Given his history as US president from 2017-2021, the gist of his foreign policy is clear: America will cut its spending on collective defense with its allies, unless they significantly increase their share of the funding. This will likely include less military drills with South Korea and Japan.

During a campaign rally last Saturday, Trump complained about what he called "delinquent" payments by members of the North Atlantic Treaty Organization, and recounted a past conversation with the head of "a big country" about a possible attack by Russia.

"I said: 'You didn't pay? You're delinquent?'" Trump told the crowd. "'No, I would not protect you, in fact I would encourage them (Russia) to do whatever they want. You gotta pay.'"

John Bolton, who served as Trump’s national security adviser from 2018 to 2019, said in a recent interview with Politico that Trump’s goal is “to lay the groundwork to get out” of NATO. At the NATO summit in 2018, Trump came very close to withdrawing from the Europe-based alliance, according to Bolton who said he was there when it was happening.

Keith Kellogg, a key national security adviser to Trump who had served as chief of staff of the former president's National Security Council, told Reuters that if a NATO member failed to spend at least 2 percent of its gross domestic product on defense, as agreed, he would support removing that nation’s Article 5 protections under the North Atlantic Treaty. Article 5 states that an attack against one member of NATO will be considered an attack against all, and members of the alliance must respond appropriately.

Trump has also threatened to pull American troops out of South Korea unless Seoul pays more in compensation. In a media interview in 2021, he said if returned to power, he would demand that Korea pay billions of dollars more each year to keep US troops.

During his presidency in 2019, Trump called for a fivefold increase of Korea’s contribution to bear the costs of US forces here to $5 billion, but after Biden took office, the two sides agreed in 2021 to raise it by 13.9 percent to 1.18 trillion won ($887 million). As it is clear as daylight that Trump will demand a steep hike if he gets reelected, South Korea and the US agreed last month to begin talks on their next deal of defense cost sharing this year, earlier than planned.

Latest polls show Trump is far ahead of his Republican rival Nikki Haley, while Biden sees no feasible competition for the Democratic nomination. Biden, at 81, suffers mounting concerns over his age and health, in addition to persisting economic woes after years of high inflation. US inflation slowed by less than expected, according to the latest inflation report released Tuesday.

Trump is only four years younger than his octogenarian adversary, but his other issues overshadow his age or mental health. A fifth of the respondents in a US national poll said they believe Taylor Swift is a government asset, after weeks of right-wing conspiracy theorists and Fox News claiming that Swift is part of a Pentagon psychological operation to help Biden.

Against such a backdrop, the defense ministries of South Korea and the US signed a document on Wednesday to speed up the full implementation of a nuclear coordination deal that the two countries previously inked to enhance Washington's extended deterrence against rising nuclear threats from Pyongyang.
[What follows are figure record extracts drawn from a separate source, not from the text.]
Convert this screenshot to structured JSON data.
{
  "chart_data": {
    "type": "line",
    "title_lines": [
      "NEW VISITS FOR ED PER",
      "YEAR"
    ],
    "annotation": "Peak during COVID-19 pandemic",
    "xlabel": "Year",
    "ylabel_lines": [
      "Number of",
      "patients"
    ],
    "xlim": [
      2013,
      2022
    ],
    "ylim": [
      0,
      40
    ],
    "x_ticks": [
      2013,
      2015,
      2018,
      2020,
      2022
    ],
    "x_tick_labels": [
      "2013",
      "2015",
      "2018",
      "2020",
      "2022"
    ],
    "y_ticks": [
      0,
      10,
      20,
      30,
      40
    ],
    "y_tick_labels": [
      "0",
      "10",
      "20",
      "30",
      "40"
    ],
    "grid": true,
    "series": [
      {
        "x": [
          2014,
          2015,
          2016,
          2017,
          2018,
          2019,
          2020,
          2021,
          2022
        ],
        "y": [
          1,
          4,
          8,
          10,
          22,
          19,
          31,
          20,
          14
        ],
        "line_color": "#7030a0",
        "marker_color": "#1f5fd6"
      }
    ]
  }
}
Under the latest deal, the two countries’ defense ministries, instead of the presidential office and the White House, will lead the Nuclear Consultative Group meetings.
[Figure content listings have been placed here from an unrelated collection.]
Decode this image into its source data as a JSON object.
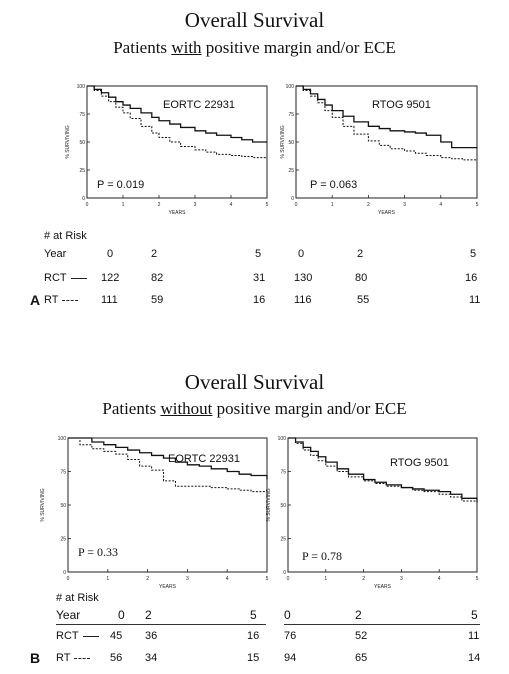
{
  "panelA": {
    "letter": "A",
    "title": "Overall Survival",
    "subtitle_pre": "Patients ",
    "subtitle_u": "with",
    "subtitle_post": " positive margin and/or ECE",
    "risk_header": "# at Risk",
    "year_label": "Year",
    "rct_label": "RCT",
    "rt_label": "RT",
    "left_years": [
      "0",
      "2",
      "5"
    ],
    "right_years": [
      "0",
      "2",
      "5"
    ],
    "rct_left": [
      "122",
      "82",
      "31"
    ],
    "rct_right": [
      "130",
      "80",
      "16"
    ],
    "rt_left": [
      "111",
      "59",
      "16"
    ],
    "rt_right": [
      "116",
      "55",
      "11"
    ]
  },
  "panelB": {
    "letter": "B",
    "title": "Overall Survival",
    "subtitle_pre": "Patients ",
    "subtitle_u": "without",
    "subtitle_post": " positive margin and/or ECE",
    "risk_header": "# at Risk",
    "year_label": "Year",
    "rct_label": "RCT",
    "rt_label": "RT",
    "left_years": [
      "0",
      "2",
      "5"
    ],
    "right_years": [
      "0",
      "2",
      "5"
    ],
    "rct_left": [
      "45",
      "36",
      "16"
    ],
    "rct_right": [
      "76",
      "52",
      "11"
    ],
    "rt_left": [
      "56",
      "34",
      "15"
    ],
    "rt_right": [
      "94",
      "65",
      "14"
    ]
  },
  "chart_data": [
    {
      "type": "line",
      "name": "EORTC 22931",
      "pvalue": "P = 0.019",
      "xlabel": "YEARS",
      "ylabel": "% SURVIVING",
      "xticks": [
        "0",
        "1",
        "2",
        "3",
        "4",
        "5"
      ],
      "yticks": [
        "0",
        "25",
        "50",
        "75",
        "100"
      ],
      "xlim": [
        0,
        5
      ],
      "ylim": [
        0,
        100
      ],
      "series": [
        {
          "style": "solid",
          "x": [
            0,
            0.2,
            0.4,
            0.6,
            0.8,
            1,
            1.2,
            1.5,
            1.8,
            2,
            2.3,
            2.6,
            3,
            3.3,
            3.6,
            4,
            4.3,
            4.6,
            5
          ],
          "y": [
            100,
            97,
            94,
            90,
            86,
            83,
            80,
            76,
            72,
            69,
            66,
            63,
            60,
            58,
            56,
            54,
            52,
            50,
            50
          ]
        },
        {
          "style": "dashed",
          "x": [
            0,
            0.2,
            0.4,
            0.6,
            0.8,
            1,
            1.2,
            1.5,
            1.8,
            2,
            2.3,
            2.6,
            3,
            3.3,
            3.6,
            4,
            4.3,
            4.6,
            5
          ],
          "y": [
            100,
            96,
            91,
            86,
            81,
            76,
            71,
            64,
            58,
            54,
            50,
            46,
            43,
            41,
            39,
            38,
            37,
            36,
            36
          ]
        }
      ]
    },
    {
      "type": "line",
      "name": "RTOG 9501",
      "pvalue": "P = 0.063",
      "xlabel": "YEARS",
      "ylabel": "% SURVIVING",
      "xticks": [
        "0",
        "1",
        "2",
        "3",
        "4",
        "5"
      ],
      "yticks": [
        "0",
        "25",
        "50",
        "75",
        "100"
      ],
      "xlim": [
        0,
        5
      ],
      "ylim": [
        0,
        100
      ],
      "series": [
        {
          "style": "solid",
          "x": [
            0,
            0.2,
            0.4,
            0.6,
            0.8,
            1,
            1.3,
            1.6,
            2,
            2.3,
            2.6,
            3,
            3.3,
            3.6,
            4,
            4.3,
            4.6,
            5
          ],
          "y": [
            100,
            97,
            93,
            88,
            83,
            78,
            73,
            68,
            64,
            62,
            60,
            59,
            58,
            56,
            50,
            45,
            45,
            45
          ]
        },
        {
          "style": "dashed",
          "x": [
            0,
            0.2,
            0.4,
            0.6,
            0.8,
            1,
            1.3,
            1.6,
            2,
            2.3,
            2.6,
            3,
            3.3,
            3.6,
            4,
            4.3,
            4.6,
            5
          ],
          "y": [
            100,
            96,
            91,
            85,
            78,
            72,
            64,
            57,
            51,
            47,
            44,
            42,
            40,
            38,
            36,
            35,
            34,
            34
          ]
        }
      ]
    },
    {
      "type": "line",
      "name": "EORTC 22931",
      "pvalue": "P = 0.33",
      "xlabel": "YEARS",
      "ylabel": "% SURVIVING",
      "xticks": [
        "0",
        "1",
        "2",
        "3",
        "4",
        "5"
      ],
      "yticks": [
        "0",
        "25",
        "50",
        "75",
        "100"
      ],
      "xlim": [
        0,
        5
      ],
      "ylim": [
        0,
        100
      ],
      "series": [
        {
          "style": "solid",
          "x": [
            0,
            0.3,
            0.6,
            0.9,
            1.2,
            1.5,
            1.8,
            2.1,
            2.4,
            2.7,
            3,
            3.3,
            3.6,
            4,
            4.3,
            4.6,
            5
          ],
          "y": [
            100,
            100,
            97,
            95,
            93,
            91,
            89,
            87,
            85,
            82,
            80,
            79,
            77,
            75,
            73,
            72,
            69
          ]
        },
        {
          "style": "dashed",
          "x": [
            0,
            0.3,
            0.6,
            0.9,
            1.2,
            1.5,
            1.8,
            2.1,
            2.4,
            2.7,
            3,
            3.3,
            3.6,
            4,
            4.3,
            4.6,
            5
          ],
          "y": [
            100,
            95,
            92,
            90,
            88,
            84,
            79,
            76,
            68,
            64,
            64,
            64,
            63,
            62,
            61,
            60,
            58
          ]
        }
      ]
    },
    {
      "type": "line",
      "name": "RTOG 9501",
      "pvalue": "P = 0.78",
      "xlabel": "YEARS",
      "ylabel": "% SURVIVING",
      "xticks": [
        "0",
        "1",
        "2",
        "3",
        "4",
        "5"
      ],
      "yticks": [
        "0",
        "25",
        "50",
        "75",
        "100"
      ],
      "xlim": [
        0,
        5
      ],
      "ylim": [
        0,
        100
      ],
      "series": [
        {
          "style": "solid",
          "x": [
            0,
            0.2,
            0.4,
            0.6,
            0.8,
            1,
            1.3,
            1.6,
            2,
            2.3,
            2.6,
            3,
            3.3,
            3.6,
            4,
            4.3,
            4.6,
            5
          ],
          "y": [
            100,
            97,
            93,
            90,
            86,
            82,
            77,
            73,
            69,
            67,
            65,
            63,
            62,
            61,
            60,
            58,
            55,
            52
          ]
        },
        {
          "style": "dashed",
          "x": [
            0,
            0.2,
            0.4,
            0.6,
            0.8,
            1,
            1.3,
            1.6,
            2,
            2.3,
            2.6,
            3,
            3.3,
            3.6,
            4,
            4.3,
            4.6,
            5
          ],
          "y": [
            100,
            96,
            91,
            87,
            83,
            79,
            75,
            71,
            68,
            66,
            64,
            63,
            61,
            60,
            58,
            56,
            53,
            50
          ]
        }
      ]
    }
  ]
}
Putting a stronger alliance on paper and having the deputy defense ministers run the NCG to make it harder for a new US president to alter it are necessary steps. But with North Korea shooting missiles of all kinds on a weekly basis and hacking into the private email of an official at the South's presidential office, Seoul must focus on reinforcing its own military and other intel. At least some of the hundreds of pundits here who watch and analyze the US and North Korea at both state-funded and private think tanks should get in touch with Trump's advisers to prepare against all possibilities.